Within the Smārta tradition, karma and reincarnation are understood through the non-dual vision of Advaita Vedānta. Karma is regarded as a universal moral law of cause and effect, operating at ethical, psychological, and ritual levels, and binding the individual soul (jīva) to the cycle of birth and death through attachment and ignorance. Actions performed with ego and clinging generate merit and demerit, which in turn shape pleasant and painful experiences. This karmic process is impersonal yet perfectly ordered, and it applies to all beings within saṁsāra. The tradition recognizes different aspects of karma—accumulated, already-fructifying, and newly-generated—each playing a role in shaping one’s present and future circumstances. Dharma and virtuous conduct are emphasized as means to produce purifying karma and to prepare the mind for higher realization.
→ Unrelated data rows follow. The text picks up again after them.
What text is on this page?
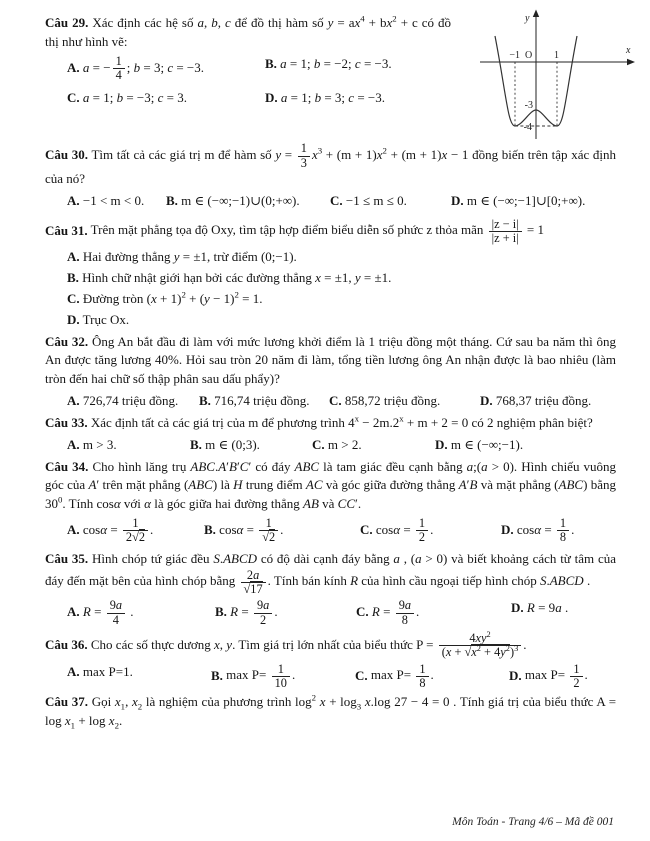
y
x
O
−1	1
-3
-4
Câu 29. Xác định các hệ số a, b, c để đồ thị hàm số $y = ax^4 + bx^2 + c$ có đồ thị như hình vẽ:
A. a = − $\frac{1}{4}$ ; b = 3; c = −3.	B. a = 1; b = −2; c = −3.
C. a = 1; b = −3; c = 3.	D. a = 1; b = 3; c = −3.
Câu 30. Tìm tất cả các giá trị m để hàm số $y = \frac{1}{3} x^3 + (m + 1)x^2 + (m + 1)x - 1$ đồng biến trên tập xác định của nó?
A. −1 < m < 0.	B. m ∈ (−∞;−1)∪(0;+∞).	C. −1 ≤ m ≤ 0.	D. m ∈ (−∞;−1]∪[0;+∞).
Câu 31. Trên mặt phẳng tọa độ Oxy, tìm tập hợp điểm biểu diễn số phức z thỏa mãn $\frac{|z - i|}{|z + i|} = 1$
A. Hai đường thẳng y = ±1, trừ điểm (0;−1).
B. Hình chữ nhật giới hạn bởi các đường thẳng x = ±1, y = ±1.
C. Đường tròn $(x + 1)^2 + (y - 1)^2 = 1$.
D. Trục Ox.
Câu 32. Ông An bắt đầu đi làm với mức lương khởi điểm là 1 triệu đồng một tháng. Cứ sau ba năm thì ông An được tăng lương 40%. Hỏi sau tròn 20 năm đi làm, tổng tiền lương ông An nhận được là bao nhiêu (làm tròn đến hai chữ số thập phân sau dấu phẩy)?
A. 726,74 triệu đồng.	B. 716,74 triệu đồng.	C. 858,72 triệu đồng.	D. 768,37 triệu đồng.
Câu 33. Xác định tất cả các giá trị của m để phương trình $4^x - 2m.2^x + m + 2 = 0$ có 2 nghiệm phân biệt?
A. m > 3.	B. m ∈ (0;3).	C. m > 2.	D. m ∈ (−∞;−1).
Câu 34. Cho hình lăng trụ ABC.A′B′C′ có đáy ABC là tam giác đều cạnh bằng a;(a > 0). Hình chiếu vuông góc của A′ trên mặt phẳng (ABC) là H trung điểm AC và góc giữa đường thẳng A′B và mặt phẳng (ABC) bằng $30^0$. Tính cosα với α là góc giữa hai đường thẳng AB và CC′.
A. $\cos\alpha = \frac{1}{2√2}$ .	B. $\cos\alpha = \frac{1}{√2}$ .	C. $\cos\alpha = \frac{1}{2}$ .	D. $\cos\alpha = \frac{1}{8}$ .
Câu 35. Hình chóp tứ giác đều S.ABCD có độ dài cạnh đáy bằng a , (a > 0) và biết khoảng cách từ tâm của đáy đến mặt bên của hình chóp bằng $\frac{2a}{√17}$ . Tính bán kính R của hình cầu ngoại tiếp hình chóp S.ABCD .
A. $R = \frac{9a}{4}$ .	B. $R = \frac{9a}{2}$ .	C. $R = \frac{9a}{8}$ .	D. R = 9a .
Câu 36. Cho các số thực dương x, y. Tìm giá trị lớn nhất của biểu thức $P = \frac{4xy^2}{(x + √x^2 + 4y^2)^3}$ .
A. max P=1.	B. $\max P= \frac{1}{10}$ .	C. $\max P= \frac{1}{8}$ .	D. $\max P= \frac{1}{2}$ .
Câu 37. Gọi $x_1$, $x_2$ là nghiệm của phương trình $\log^2 x + \log_3 x.\log$ 27 − 4 = 0 . Tính giá trị của biểu thức $A = \log x_1 + \log x_2$.
Môn Toán - Trang 4/6 – Mã đề 001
Reincarnation, or punarjanma, is viewed as the repeated embodiment of the jīva according to its karmic impressions. The subtle body carries these karmic seeds from one life to another, leading to various births—human, celestial, or lower—until self-knowledge is attained. All states of existence, including heavens and hells, are temporary expressions of karmic fruition rather than final destinations. From the standpoint of ordinary experience, this cycle of saṁsāra is very real and compelling, yet from the highest standpoint of Advaita it is ultimately grounded in ignorance of one’s true nature. There is no notion of eternal damnation; rather, every being moves through changing conditions shaped by its own actions.

In this framework, the worship of multiple deities characteristic of the Smārta tradition is integrated into the understanding of karma and liberation. Śiva, Viṣṇu, Devī, Gaṇeśa, Sūrya and other deities are revered as diverse manifestations of the one Brahman/Īśvara, the intelligent and moral order that sustains the universe and administers the law of karma. Devotional worship of any chosen deity, combined with righteous living and scriptural study, generates auspicious karma and purifies the mind, gradually loosening the grip of ignorance. Yet the tradition is clear that favorable karma and higher rebirths, while valuable, do not by themselves end saṁsāra. The final release, mokṣa, comes through direct realization that the true Self (Ātman) is non-different from Brahman and in reality was never bound. When such knowledge arises, karmic bondage ceases, no further rebirth occurs, and the cycle of karma and reincarnation is transcended, even while it continues to operate at the empirical level for those who have not yet awakened.